Case study
Greenwich Leisure Limited
Background
In July 1993 Greenwich Council faced rate capping for
the ninth consecutive year. As a result, cuts totalling
£5,000,000 were proposed and leisure, as a discretionary
service, was earmarked for annual expenditure reduction
of £400,000. The result of this would have been the
closure of 2.5 centres (out of seven) and the resulting
job losses.
In order to avoid cuts to the leisure centre services,
on the initial instigation of the Chair of Leisure
Committee, the staff of Greenwich DSO (Greenwich Leisure
Management) worked with the Greenwich Co-operative
Development Agency to find an alternative solution.
The
process
The Chair of Leisure Committee's political commitment
to the continuation of the service was crucial as was the
Leisure Directorate's recognition of the opportunity to
maintain the service level through externalisation.
The main features of the process were:
- Committee agreement to investigate option
- Feasibility study
- Initial staff consultation
- Trade Union consultation
- Committee agreement in principle
- Detailed Proposal including Business Plan
- Staff and management skills analysis
- Comprehensive staff consultation
- Indicative balloting of staff
- Agreement with Trade Unions
- Detailed Committee agreement to go ahead
- Secret ballot of all staff
- Staff and management training programmes
- Legal structure in place
- Contractual arrangements in place
- Management of seamless transfer
- The staff were persuaded of the viability of the
proposal through:
- consultations with Trade Unions,
- a staff education and training programme
(provided by Greenwich CDA)
- working parties at the leisure centres to ensure
the all staff were consulted
- newsletters and team meetings.
The new company was legally constituted as a
not-for-profit Industrial and Provident Society, Society
for the benefit if the community, (with charitable aims).

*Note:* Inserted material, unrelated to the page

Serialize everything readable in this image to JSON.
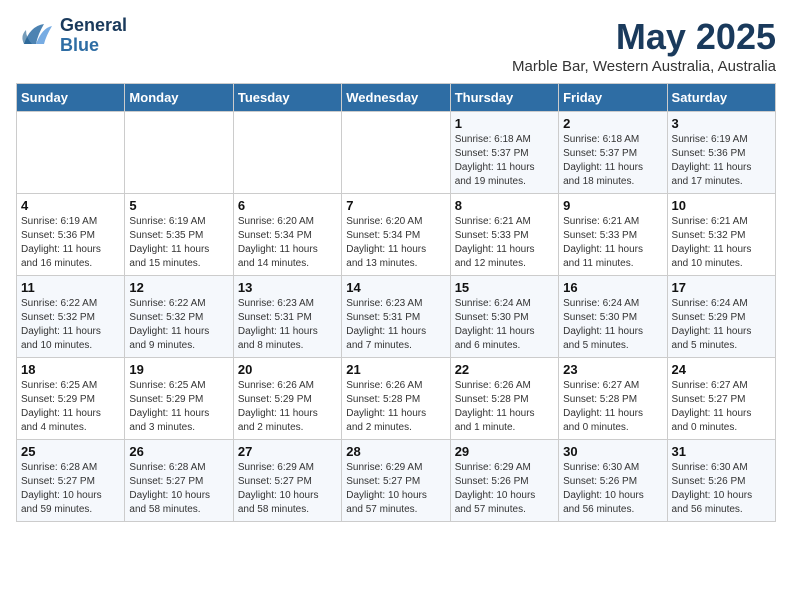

The Industrial and Provident Society solution also
attracted discretionary rate relief of £400,000
annually. The result was that all the centres remained
open and all staff retained their jobs.
The Society is managed by an annually elected Board
comprising of 11 elected employees, two elected
customers, three Councillors (co-opted) and a Trade Union
representative. The managing director is ex officio and
is charged with carrying out policy decisions made by the
Board.
The whole process had to be completed in six months
due to funding restrictions (January to June 1993).
The
raising of the finance
A share issue of one share per employee at £25 per
share was used to raise the money needed for the legal
registration of Greenwich Leisure. The local authority
leased the leisure centres to the company for a
peppercorn rent for a period of 7 years. The
discretionary rate relief of £400,000 and additional
efficiency savings resulted in Greenwich Leisure Limited
being able to meet the local authority budget cuts
requirements.
After
the conversion
Greenwich Leisure Limited has become a successful
leisure service delivery and management organisation. It
has, for the fifth year running, reduced the cost of the
service to the Council while increasing income and
concessionary access.
Two additional centres have been added to the
management portfolio.
Greenwich Leisure Limited are working in partnership
with local sporting organisations and the local authority
to develop a multi-agency network for sports excellence,
participation and education. This is part of a £980,000
project funded through the Single Regeneration Budget.
There are now six local authorities across the country
using this successful employee ownership model for the
delivery of their leisure centre services.